Based on recent evidence and the history of the player in question, I've chosen to believe that Te'o was a victim, an extremely gullible one at that. At worst, I tend to feel he misled interviewers to the extent of his association with Lennay Kekua, possibly to protect his own reputation. I mean, a three-year relationship with a girl you've never met is not the kind of stuff a dude wishes to advertise on a grand scale. Even a player of Te'o's stature would have struggled with that kind of information circulating throughout a locker room.

A high-profile athlete was the subject of a very high-profile scam, one that'll travel alongside him, like a bad odor, for a while. But what was the real damage here, besides what was inflicted on the parties involved? No criminal charges have been filed, no bodies were found and it's looking more and more as if Te'o was guilty of naiveté more than anything else. And forget the notion that Manti's draft stock is going to plummet. For what? Sophomoric dating habits? If he's going south on draft boards, it's because of what happened in Miami on Jan. 7, or what will happen in Indianapolis at the end of February. Not what transpired over the past week or so.
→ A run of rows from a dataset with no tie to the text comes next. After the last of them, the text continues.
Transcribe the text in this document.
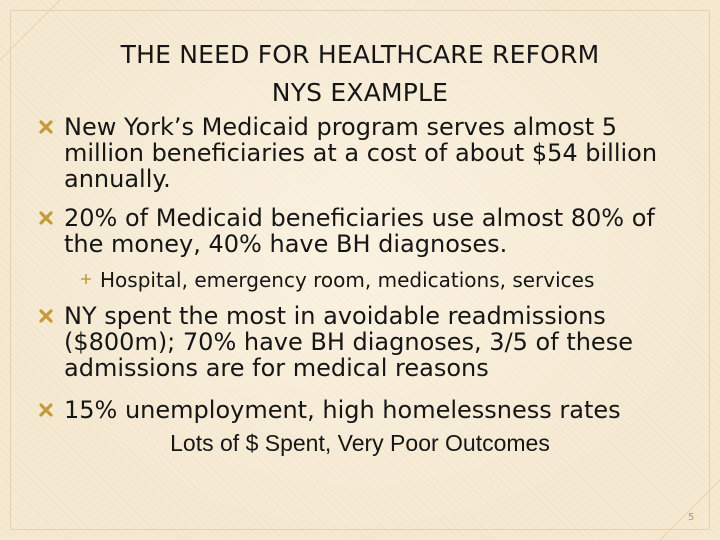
THE NEED FOR HEALTHCARE REFORM
NYS EXAMPLE
New York’s Medicaid program serves almost 5 million beneficiaries at a cost of about $54 billion annually.
20% of Medicaid beneficiaries use almost 80% of the money, 40% have BH diagnoses.
Hospital, emergency room, medications, services
NY spent the most in avoidable readmissions ($800m); 70% have BH diagnoses, 3/5 of these admissions are for medical reasons
15% unemployment, high homelessness rates
Lots of $ Spent, Very Poor Outcomes
5
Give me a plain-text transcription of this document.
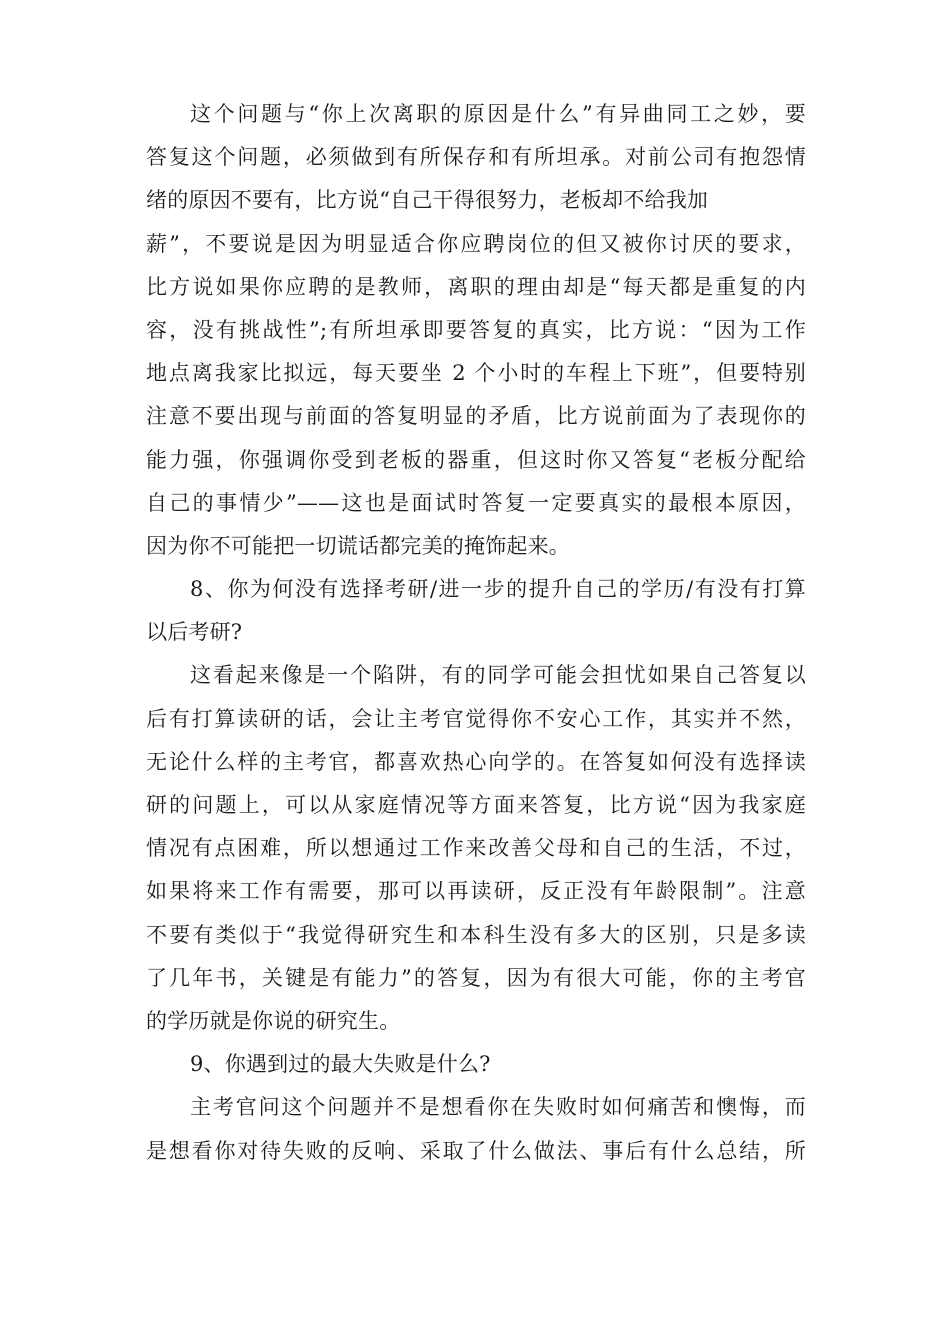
这个问题与“你上次离职的原因是什么”有异曲同工之妙，要
答复这个问题，必须做到有所保存和有所坦承。对前公司有抱怨情
绪的原因不要有，比方说“自己干得很努力，老板却不给我加
薪”，不要说是因为明显适合你应聘岗位的但又被你讨厌的要求，
比方说如果你应聘的是教师，离职的理由却是“每天都是重复的内
容，没有挑战性”;有所坦承即要答复的真实，比方说：“因为工作
地点离我家比拟远，每天要坐 2 个小时的车程上下班”，但要特别
注意不要出现与前面的答复明显的矛盾，比方说前面为了表现你的
能力强，你强调你受到老板的器重，但这时你又答复“老板分配给
自己的事情少”——这也是面试时答复一定要真实的最根本原因，
因为你不可能把一切谎话都完美的掩饰起来。
8、你为何没有选择考研/进一步的提升自己的学历/有没有打算
以后考研?
这看起来像是一个陷阱，有的同学可能会担忧如果自己答复以
后有打算读研的话，会让主考官觉得你不安心工作，其实并不然，
无论什么样的主考官，都喜欢热心向学的。在答复如何没有选择读
研的问题上，可以从家庭情况等方面来答复，比方说“因为我家庭
情况有点困难，所以想通过工作来改善父母和自己的生活，不过，
如果将来工作有需要，那可以再读研，反正没有年龄限制”。注意
不要有类似于“我觉得研究生和本科生没有多大的区别，只是多读
了几年书，关键是有能力”的答复，因为有很大可能，你的主考官
的学历就是你说的研究生。
9、你遇到过的最大失败是什么?
主考官问这个问题并不是想看你在失败时如何痛苦和懊悔，而
是想看你对待失败的反响、采取了什么做法、事后有什么总结，所
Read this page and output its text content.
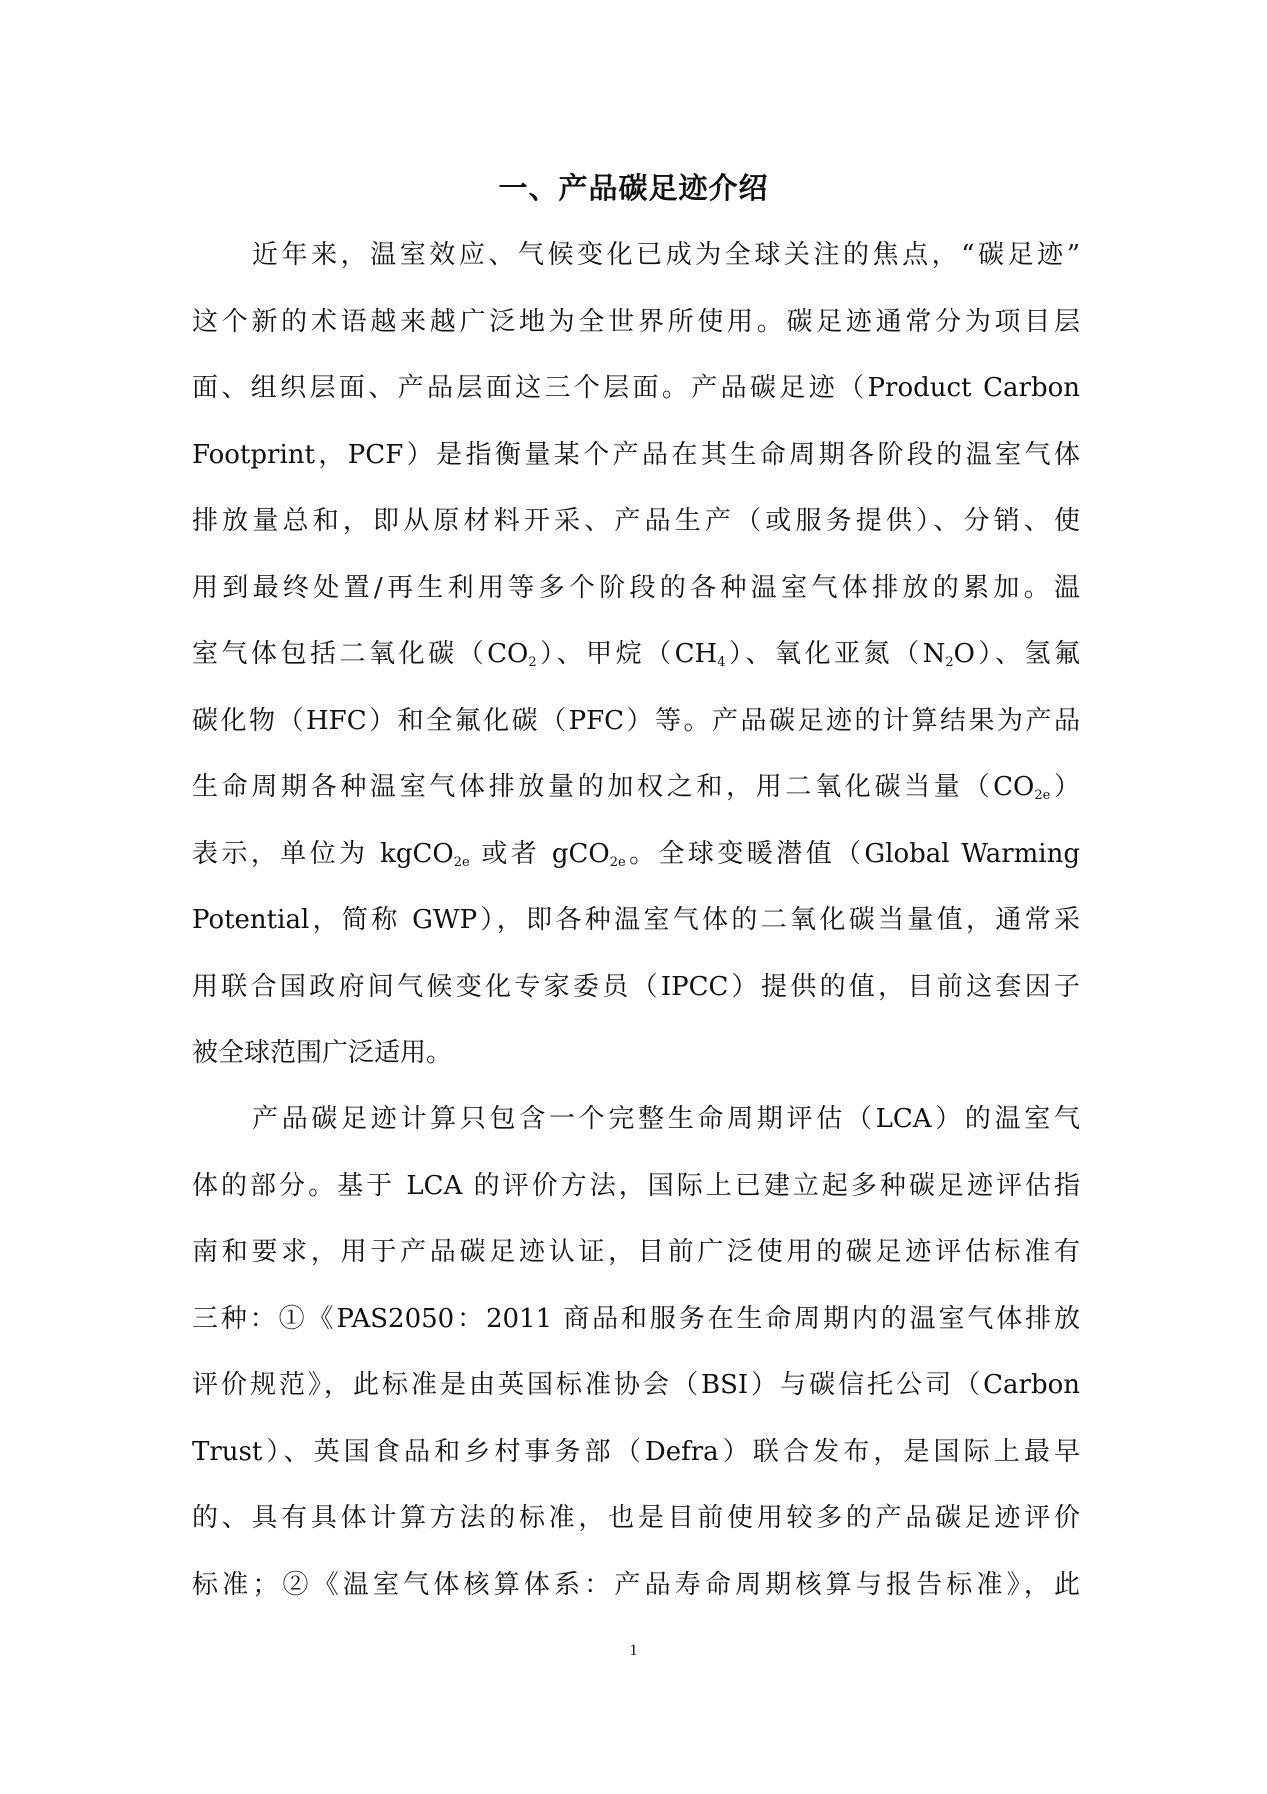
一、产品碳足迹介绍
近年来，温室效应、气候变化已成为全球关注的焦点，“碳足迹”
这个新的术语越来越广泛地为全世界所使用。碳足迹通常分为项目层
面、组织层面、产品层面这三个层面。产品碳足迹（Product Carbon
Footprint，PCF）是指衡量某个产品在其生命周期各阶段的温室气体
排放量总和，即从原材料开采、产品生产（或服务提供）、分销、使
用到最终处置/再生利用等多个阶段的各种温室气体排放的累加。温
室气体包括二氧化碳$(CO_2)$、甲烷$(CH_4)$、氧化亚氮$(N_2O)$、氢氟
碳化物（HFC）和全氟化碳（PFC）等。产品碳足迹的计算结果为产品
生命周期各种温室气体排放量的加权之和，用二氧化碳当量$(CO_{2e})$
表示，单位为 kgCO$_{2e}$ 或者 gCO$_{2e}$。全球变暖潜值（Global Warming
Potential，简称 GWP），即各种温室气体的二氧化碳当量值，通常采
用联合国政府间气候变化专家委员（IPCC）提供的值，目前这套因子
被全球范围广泛适用。
产品碳足迹计算只包含一个完整生命周期评估（LCA）的温室气
体的部分。基于 LCA 的评价方法，国际上已建立起多种碳足迹评估指
南和要求，用于产品碳足迹认证，目前广泛使用的碳足迹评估标准有
三种：①《PAS2050：2011 商品和服务在生命周期内的温室气体排放
评价规范》，此标准是由英国标准协会（BSI）与碳信托公司（Carbon
Trust）、英国食品和乡村事务部（Defra）联合发布，是国际上最早
的、具有具体计算方法的标准，也是目前使用较多的产品碳足迹评价
标准；②《温室气体核算体系：产品寿命周期核算与报告标准》，此
1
Barring another embarrassing bombshell pertaining to this surreal story, Te'o will be fine, especially now that he has Tom Condon's handlers managing him like a political candidate. The life-cycle for this story won't be as long as it might seem in the moment, providing the All-American with the space he needs to restore his tattered image. The biggest loser, besides the obvious, is the media, which built Manti into this helmeted superhero throughout the season, before tearing him down for what appears to be poor judgment. It was also yet another disappointing reflection of our culture, which has an insatiable appetite for this kind of small-picture drama, yet unleashes a gigantic yawn pertaining to those meatier matters that have far greater impacts on their own families and their own communities.

Let's dig a little deeper and pry for a few more answers. If it turns out that Manti Te'o was guilty of little more than being a dopey kid who exercised some bad decision-making, let's disperse the crowd, move on with our lives and chalk this up to a really, really bizarre exclamation point to the 2012 season. It could have been far worse, though. Imagine the hysteria and media crush that would have ensued had Te'o's humiliation been made public weeks prior to the BCS National Championship Game. Insert sigh of relief here.